13 de diciembre de 2009

Tono de ocupado

El día va pasando lenta y pesadamente entre nosotros. Es un anciano artrítico y jorobado, que no se tienta el corazón para con nosotros, que esperamos su pronta muerte para repartirnos la jugosa herencia que abone el crepúsculo.

Mientras tanto contesto llamadas, escucho quejas y atiendo dudas. Personas que nunca conoceré en persona, pero que escucho con atención, como si las tratara de muchos años. Ejercito mi mente en fugaces imaginaciones, les pongo rostros y personalidades distintas a cada cliente.

Si escucho una voz dulce y delicada de una mujer joven, la cual me escucha con atención, le atribuyo un cuerpo escultural. Si atiendo al arrogante y altivo sujeto que grita desde el otro lado de la bocina, lo pienso como un esperpento humano.

Ficciones imparciales, lo sé, después de todo soy sólo un empleado más con diadema y timbre de voz elegante que espera la dicha del fin de semana. La proeza de cada día: escapar de esta otra ficción, la del operador telefónico que aguanta vara y que no tiene emociones.

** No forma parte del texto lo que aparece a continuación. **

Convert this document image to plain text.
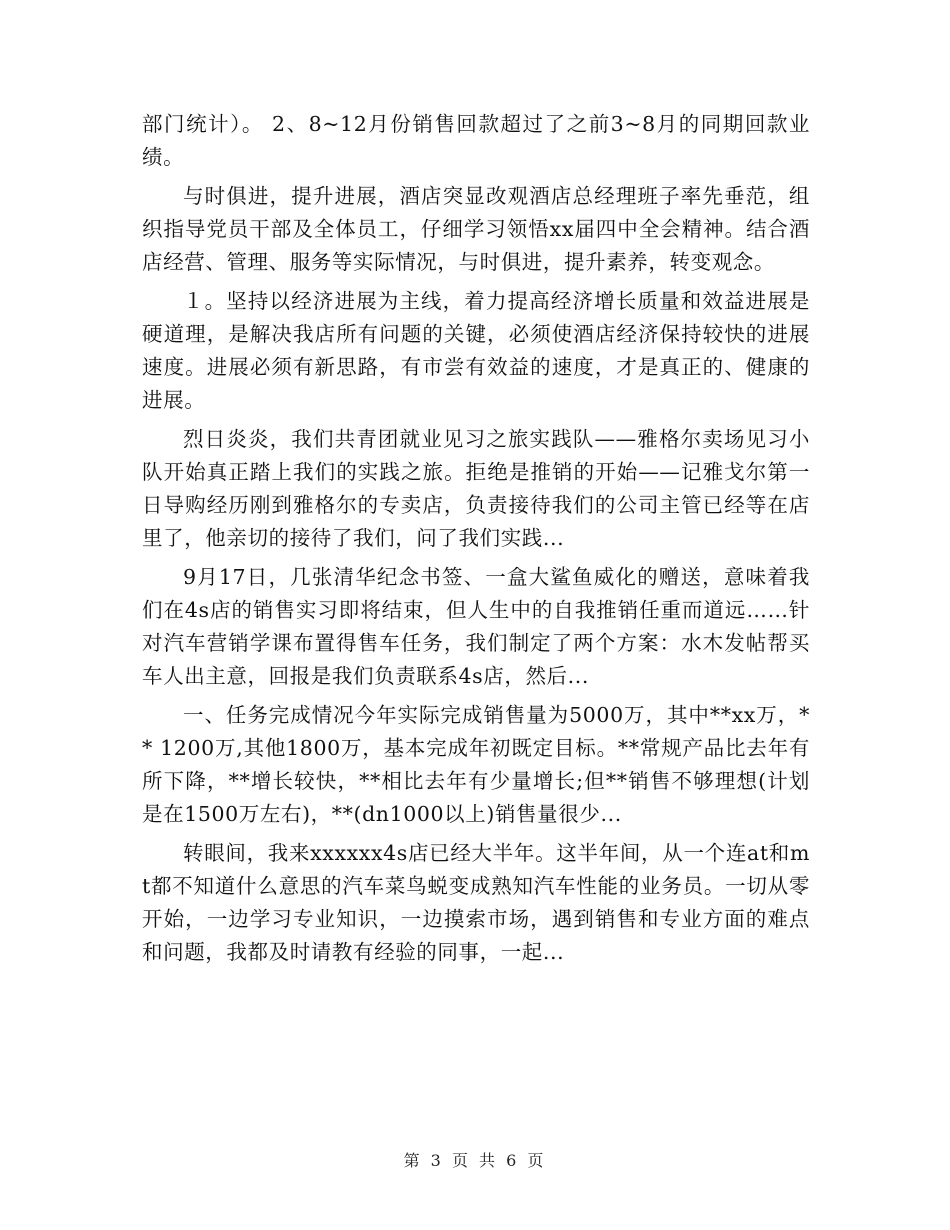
部门统计）。 2、8~12月份销售回款超过了之前3~8月的同期回款业绩。

与时俱进，提升进展，酒店突显改观酒店总经理班子率先垂范，组织指导党员干部及全体员工，仔细学习领悟xx届四中全会精神。结合酒店经营、管理、服务等实际情况，与时俱进，提升素养，转变观念。

１。坚持以经济进展为主线，着力提高经济增长质量和效益进展是硬道理，是解决我店所有问题的关键，必须使酒店经济保持较快的进展速度。进展必须有新思路，有市尝有效益的速度，才是真正的、健康的进展。

烈日炎炎，我们共青团就业见习之旅实践队——雅格尔卖场见习小队开始真正踏上我们的实践之旅。拒绝是推销的开始——记雅戈尔第一日导购经历刚到雅格尔的专卖店，负责接待我们的公司主管已经等在店里了，他亲切的接待了我们，问了我们实践...

9月17日，几张清华纪念书签、一盒大鲨鱼威化的赠送，意味着我们在4s店的销售实习即将结束，但人生中的自我推销任重而道远……针对汽车营销学课布置得售车任务，我们制定了两个方案：水木发帖帮买车人出主意，回报是我们负责联系4s店，然后...

一、任务完成情况今年实际完成销售量为5000万，其中**xx万，** 1200万,其他1800万，基本完成年初既定目标。**常规产品比去年有所下降，**增长较快，**相比去年有少量增长;但**销售不够理想(计划是在1500万左右)，**(dn1000以上)销售量很少...

转眼间，我来xxxxxx4s店已经大半年。这半年间，从一个连at和mt都不知道什么意思的汽车菜鸟蜕变成熟知汽车性能的业务员。一切从零开始，一边学习专业知识，一边摸索市场，遇到销售和专业方面的难点和问题，我都及时请教有经验的同事，一起...

第 3 页 共 6 页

Sólo raciocinio y empatía, ir más allá sería una suposición aventurada de parte de ustedes, los que me escuchan cada día cuando llamo a sus hogares, impertinente y desconsiderado, ignorado y con toda razón, “¿qué no sabe que tengo tantas cosas que hacer como para estar escuchando a usted y su producto que me trata de vender?”

“No gracias”, en el mejor de los casos. Voces altisonantes e irritadas que se van archivando en la categoría de las llamadas estresantes. Y así vaya cayendo la arena del otro lado: se van sucediendo los minutos en el reloj de la computadora que miro ocasionalmente.

De vez en cuando alguno de ustedes me da generoso el lujo de abonar una venta al historial, lo cual hace que el tiempo corra un poco más rápido de lo habitual. Pero casi nunca sucede esto, recordemos que estamos hundidos en la miseria y vamos derecho al pozo sin fondo.

Al final del día recuerdo que soy un cuerpo, unas manos, un rostro; no sólo una garganta cansada y unas cuerdas vocales agotadas. Recupero mi traje de persona que me entregan cada que termino la jornada laboral. Tardaré en habituarme, como siempre.

Paso por la puerta de salida y lo veo: el decrépito, el anciano día se digna por fin a expirar. “Las agonías no son eternas”, parecen decirme en clave las pisadas veloces de mis compañeros que bajan a un lado mío por las escaleras, mientras charlan entre sí de planes sabatinos y dominicales a realizar con sus parejas, amigos y familia.

Salimos todos en tropel, rumbo a una tierra promisoria, impulsados por un flautista y melodías imaginarias. No escuchamos la voz de nuestra fastidiosa, aguafiestas conciencia que nos dice que esta es la habitual jugarreta del tiempo. ¡A callar! Y todos siguen como hipnotizados.

Afuera la tarde lanza sus promesas de eterno enamorado hacia nosotros, más vale no hacer un desaire. Dar el brazo a torcer, flojito y cooperando. Qué le vamos a hacer, Errare humanum est. De pronto mis piernas me conducen sin que me haya dado cuenta. Toman la rienda, han despertado. Dentro de mí es como si pudiera decirles a todos: “no me pasen llamadas durante los siguientes dos días”. Y de alguna forma lo es.